Print version ISSN 0325-0075On-line version ISSN 1668-3501

Arch. argent. pediatr. vol.105 no.2 Buenos Aires Mar./Apr. 2007

 

ARTÍCULOS ORIGINALES

Gastrostomía endoscópica percutánea en pacientes con daño neurológico grave: 15 años de práctica

Dres. Alejandro Costaguta* y Omar Tabacco*

* Sanatorio de Niños. Rosario, Santa Fe, Argentina.

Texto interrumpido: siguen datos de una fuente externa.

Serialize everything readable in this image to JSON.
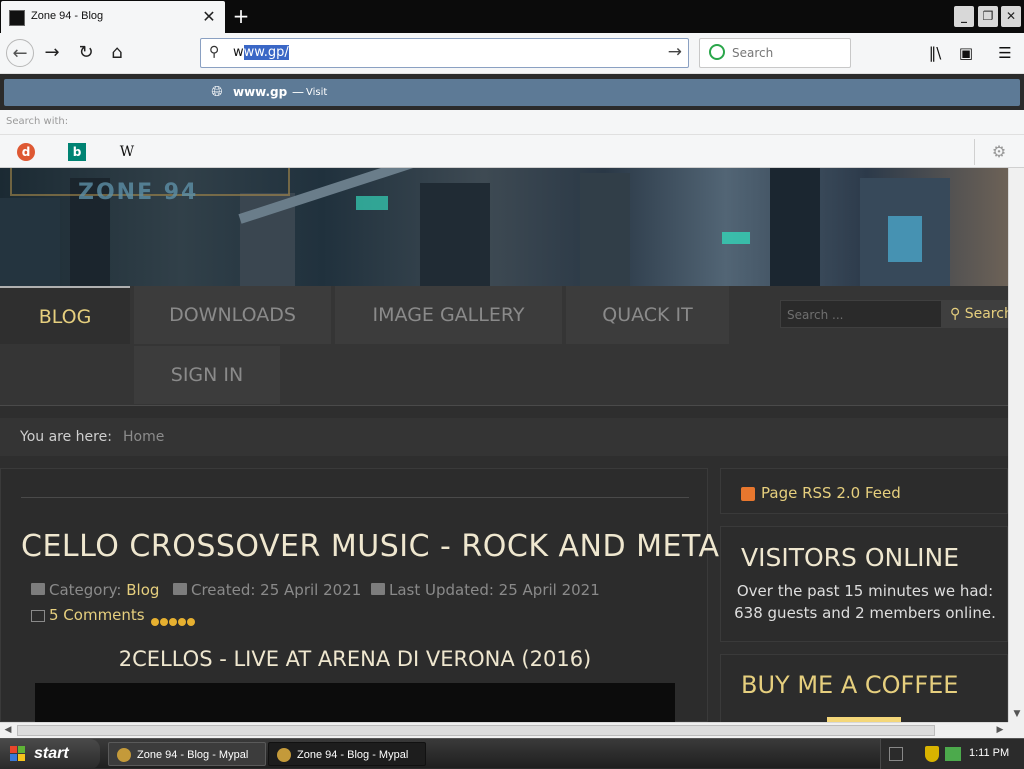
{
  "browser": {
    "tab_title": "Zone 94 - Blog",
    "url_typed": "w",
    "url_autofill": "ww.gp/",
    "search_placeholder": "Search"
  },
  "autocomplete": {
    "url": "www.gp",
    "dash": "—",
    "action": "Visit",
    "search_with_label": "Search with:",
    "engines": [
      "DuckDuckGo",
      "Bing",
      "Wikipedia"
    ]
  },
  "site": {
    "nav": [
      "BLOG",
      "DOWNLOADS",
      "IMAGE GALLERY",
      "QUACK IT",
      "SIGN IN"
    ],
    "search_placeholder": "Search ...",
    "search_button": "Search",
    "breadcrumb_label": "You are here:",
    "breadcrumb_home": "Home"
  },
  "article": {
    "title": "CELLO CROSSOVER MUSIC - ROCK AND METAL",
    "category_label": "Category:",
    "category": "Blog",
    "created": "Created: 25 April 2021",
    "updated": "Last Updated: 25 April 2021",
    "comments": "5 Comments",
    "rating": 5,
    "subtitle": "2CELLOS - LIVE AT ARENA DI VERONA (2016)"
  },
  "sidebar": {
    "rss": "Page RSS 2.0 Feed",
    "visitors_title": "VISITORS ONLINE",
    "visitors_line1": "Over the past 15 minutes we had:",
    "visitors_line2": "638 guests and 2 members online.",
    "coffee_title": "BUY ME A COFFEE"
  },
  "taskbar": {
    "start": "start",
    "tasks": [
      "Zone 94 - Blog - Mypal",
      "Zone 94 - Blog - Mypal"
    ],
    "clock": "1:11 PM"
  },
  "colors": {
    "accent_gold": "#e6cf7e",
    "autocomplete_highlight": "#5d7a96",
    "page_bg": "#2e2e2e"
  }
}
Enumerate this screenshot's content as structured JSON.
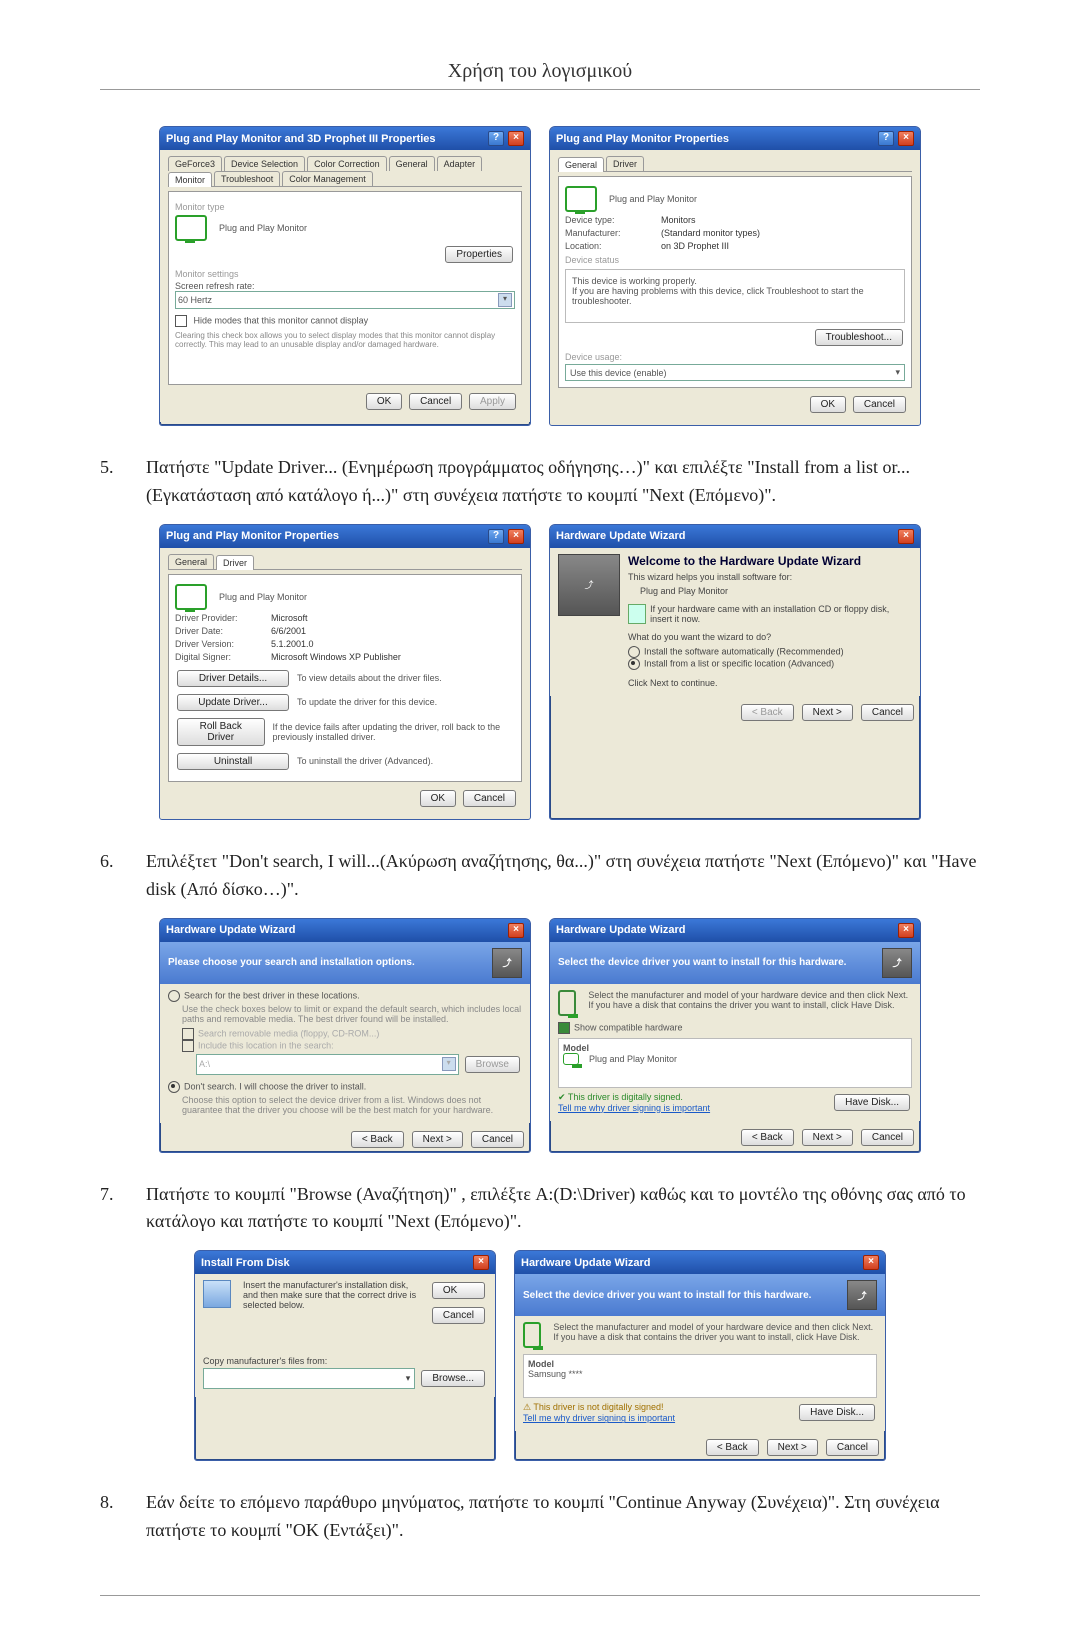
{
  "page": {
    "title": "Χρήση του λογισμικού"
  },
  "step5": {
    "num": "5.",
    "text": "Πατήστε \"Update Driver... (Ενημέρωση προγράμματος οδήγησης…)\" και επιλέξτε \"Install from a list or...(Εγκατάσταση από κατάλογο ή...)\" στη συνέχεια πατήστε το κουμπί \"Next (Επόμενο)\"."
  },
  "step6": {
    "num": "6.",
    "text": "Επιλέξτετ \"Don't search, I will...(Ακύρωση αναζήτησης, θα...)\" στη συνέχεια πατήστε \"Next (Επόμενο)\" και \"Have disk (Από δίσκο…)\"."
  },
  "step7": {
    "num": "7.",
    "text": "Πατήστε το κουμπί \"Browse (Αναζήτηση)\" , επιλέξτε A:(D:\\Driver) καθώς και το μοντέλο της οθόνης σας από το κατάλογο και πατήστε το κουμπί \"Next (Επόμενο)\"."
  },
  "step8": {
    "num": "8.",
    "text": "Εάν δείτε το επόμενο παράθυρο μηνύματος, πατήστε το κουμπί \"Continue Anyway (Συνέχεια)\". Στη συνέχεια πατήστε το κουμπί \"OK (Εντάξει)\"."
  },
  "dlg_prop1": {
    "title": "Plug and Play Monitor and 3D Prophet III Properties",
    "tabs": [
      "GeForce3",
      "Device Selection",
      "Color Correction",
      "General",
      "Adapter",
      "Monitor",
      "Troubleshoot",
      "Color Management"
    ],
    "active_tab": "Monitor",
    "grp1": "Monitor type",
    "mon_name": "Plug and Play Monitor",
    "btn_prop": "Properties",
    "grp2": "Monitor settings",
    "lbl_refresh": "Screen refresh rate:",
    "refresh_val": "60 Hertz",
    "chk_hide": "Hide modes that this monitor cannot display",
    "hide_desc": "Clearing this check box allows you to select display modes that this monitor cannot display correctly. This may lead to an unusable display and/or damaged hardware.",
    "ok": "OK",
    "cancel": "Cancel",
    "apply": "Apply"
  },
  "dlg_mon": {
    "title": "Plug and Play Monitor Properties",
    "tabs": [
      "General",
      "Driver"
    ],
    "active_tab": "General",
    "mon_name": "Plug and Play Monitor",
    "dev_type_l": "Device type:",
    "dev_type_v": "Monitors",
    "manu_l": "Manufacturer:",
    "manu_v": "(Standard monitor types)",
    "loc_l": "Location:",
    "loc_v": "on 3D Prophet III",
    "grp_status": "Device status",
    "status1": "This device is working properly.",
    "status2": "If you are having problems with this device, click Troubleshoot to start the troubleshooter.",
    "btn_ts": "Troubleshoot...",
    "grp_usage": "Device usage:",
    "usage_v": "Use this device (enable)",
    "ok": "OK",
    "cancel": "Cancel"
  },
  "dlg_driver": {
    "title": "Plug and Play Monitor Properties",
    "tabs": [
      "General",
      "Driver"
    ],
    "mon_name": "Plug and Play Monitor",
    "rows": [
      [
        "Driver Provider:",
        "Microsoft"
      ],
      [
        "Driver Date:",
        "6/6/2001"
      ],
      [
        "Driver Version:",
        "5.1.2001.0"
      ],
      [
        "Digital Signer:",
        "Microsoft Windows XP Publisher"
      ]
    ],
    "btn_details": "Driver Details...",
    "txt_details": "To view details about the driver files.",
    "btn_update": "Update Driver...",
    "txt_update": "To update the driver for this device.",
    "btn_roll": "Roll Back Driver",
    "txt_roll": "If the device fails after updating the driver, roll back to the previously installed driver.",
    "btn_uninst": "Uninstall",
    "txt_uninst": "To uninstall the driver (Advanced).",
    "ok": "OK",
    "cancel": "Cancel"
  },
  "wiz1": {
    "title": "Hardware Update Wizard",
    "h": "Welcome to the Hardware Update Wizard",
    "sub": "This wizard helps you install software for:",
    "dev": "Plug and Play Monitor",
    "cd": "If your hardware came with an installation CD or floppy disk, insert it now.",
    "q": "What do you want the wizard to do?",
    "opt1": "Install the software automatically (Recommended)",
    "opt2": "Install from a list or specific location (Advanced)",
    "cont": "Click Next to continue.",
    "back": "< Back",
    "next": "Next >",
    "cancel": "Cancel"
  },
  "wiz2a": {
    "title": "Hardware Update Wizard",
    "head": "Please choose your search and installation options.",
    "opt1": "Search for the best driver in these locations.",
    "opt1d": "Use the check boxes below to limit or expand the default search, which includes local paths and removable media. The best driver found will be installed.",
    "chk1": "Search removable media (floppy, CD-ROM...)",
    "chk2": "Include this location in the search:",
    "loc": "A:\\",
    "browse": "Browse",
    "opt2": "Don't search. I will choose the driver to install.",
    "opt2d": "Choose this option to select the device driver from a list. Windows does not guarantee that the driver you choose will be the best match for your hardware.",
    "back": "< Back",
    "next": "Next >",
    "cancel": "Cancel"
  },
  "wiz2b": {
    "title": "Hardware Update Wizard",
    "head": "Select the device driver you want to install for this hardware.",
    "sel": "Select the manufacturer and model of your hardware device and then click Next. If you have a disk that contains the driver you want to install, click Have Disk.",
    "chk": "Show compatible hardware",
    "model_h": "Model",
    "model_v": "Plug and Play Monitor",
    "sign": "This driver is digitally signed.",
    "why": "Tell me why driver signing is important",
    "have": "Have Disk...",
    "back": "< Back",
    "next": "Next >",
    "cancel": "Cancel"
  },
  "install_disk": {
    "title": "Install From Disk",
    "msg": "Insert the manufacturer's installation disk, and then make sure that the correct drive is selected below.",
    "ok": "OK",
    "cancel": "Cancel",
    "copy": "Copy manufacturer's files from:",
    "browse": "Browse..."
  },
  "wiz3": {
    "title": "Hardware Update Wizard",
    "head": "Select the device driver you want to install for this hardware.",
    "sel": "Select the manufacturer and model of your hardware device and then click Next. If you have a disk that contains the driver you want to install, click Have Disk.",
    "model_h": "Model",
    "model_v": "Samsung ****",
    "warn": "This driver is not digitally signed!",
    "why": "Tell me why driver signing is important",
    "have": "Have Disk...",
    "back": "< Back",
    "next": "Next >",
    "cancel": "Cancel"
  }
}
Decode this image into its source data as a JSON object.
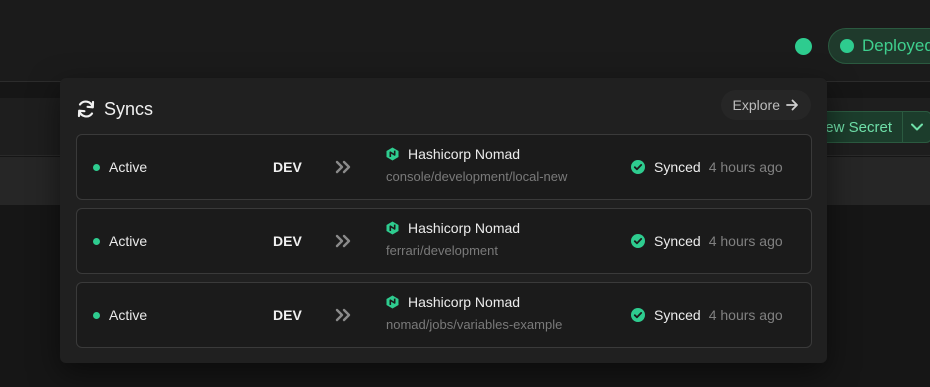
{
  "header": {
    "deploy_label": "Deployed"
  },
  "toolbar": {
    "new_secret_label": "New Secret"
  },
  "popover": {
    "title": "Syncs",
    "explore_label": "Explore",
    "colors": {
      "accent": "#2ecc8f",
      "nomad": "#2ecc8f"
    },
    "syncs": [
      {
        "status": "Active",
        "env": "DEV",
        "destination": "Hashicorp Nomad",
        "path": "console/development/local-new",
        "state": "Synced",
        "time": "4 hours ago"
      },
      {
        "status": "Active",
        "env": "DEV",
        "destination": "Hashicorp Nomad",
        "path": "ferrari/development",
        "state": "Synced",
        "time": "4 hours ago"
      },
      {
        "status": "Active",
        "env": "DEV",
        "destination": "Hashicorp Nomad",
        "path": "nomad/jobs/variables-example",
        "state": "Synced",
        "time": "4 hours ago"
      }
    ]
  }
}
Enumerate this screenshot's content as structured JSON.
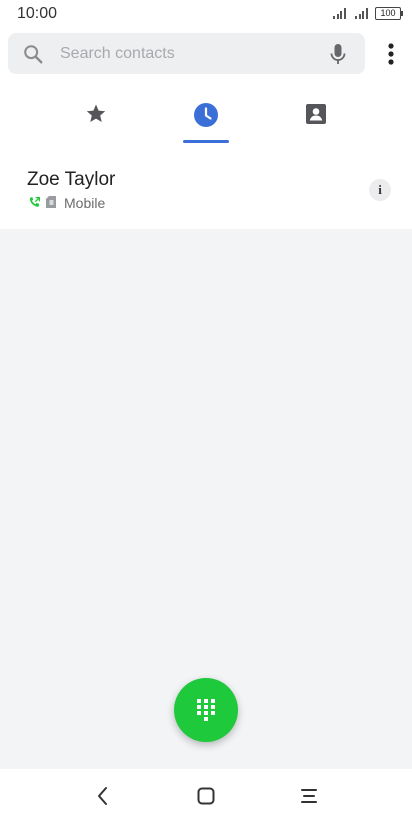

Correspondencia: Dr. Alejandro Costaguta. acostagu@arnet.com.ar

RESUMEN

Introducción. El cuidado nutricional del paciente neurológico con trastorno deglutorio plantea dificultades especiales. En los últimos veinte años, la gastrostomía endoscópica percutánea ha ganado amplia aceptación como método simple y seguro de acceso al tubo digestivo superior, pues permite alimentar al paciente cuando no se puede utilizar la vía oral.
Objetivo. Comunicar la aplicabilidad y complicaciones observadas durante los primeros quince años de práctica de la gastrostomía endoscópica percutánea por nuestro grupo.
Población. Entre marzo de 1991 y marzo de 2006 se evaluaron en forma consecutiva 217 pacientes (117 varones) que fueron elegibles y 215 se incluyeron. Todos presentaban daño neurológico grave, edades comprendidas entre 2 meses y 21 años y recibían alimentación por sonda nasogástrica por un lapso no menor a 3 meses antes del procedimiento.
Método. Estudio descriptivo retrospectivo sobre la aplicabilidad, morbilidad y mortalidad de la gastrostomía endoscópica percutánea realizada según técnica de tracción.
Resultados. Se realizaron 215 procedimientos sobre 217 pacientes evaluados (aplicabilidad del 99%). En ocho pacientes (3,7%) se observaron complicaciones de diversa índole, todas resueltas con tratamiento médico. En nueve pacientes (4,1%) se constató aparición de reflujo gastroesofágico grave posterior a la gastrostomía, que fue resuelto quirúrgicamente en cinco de ellos, y por medio de un set transpilórico en los cuatro restantes. Un paciente falleció por neumonía a los 20 días de realizada la práctica. El 92% de los pacientes evolucionó sin complicaciones posteriores al procedimiento.
Conclusión. La gastrostomía endoscópica percutánea mostró ser un método seguro y efectivo para el soporte nutricional en pacientes con daño neurológico que no pueden alimentarse por boca.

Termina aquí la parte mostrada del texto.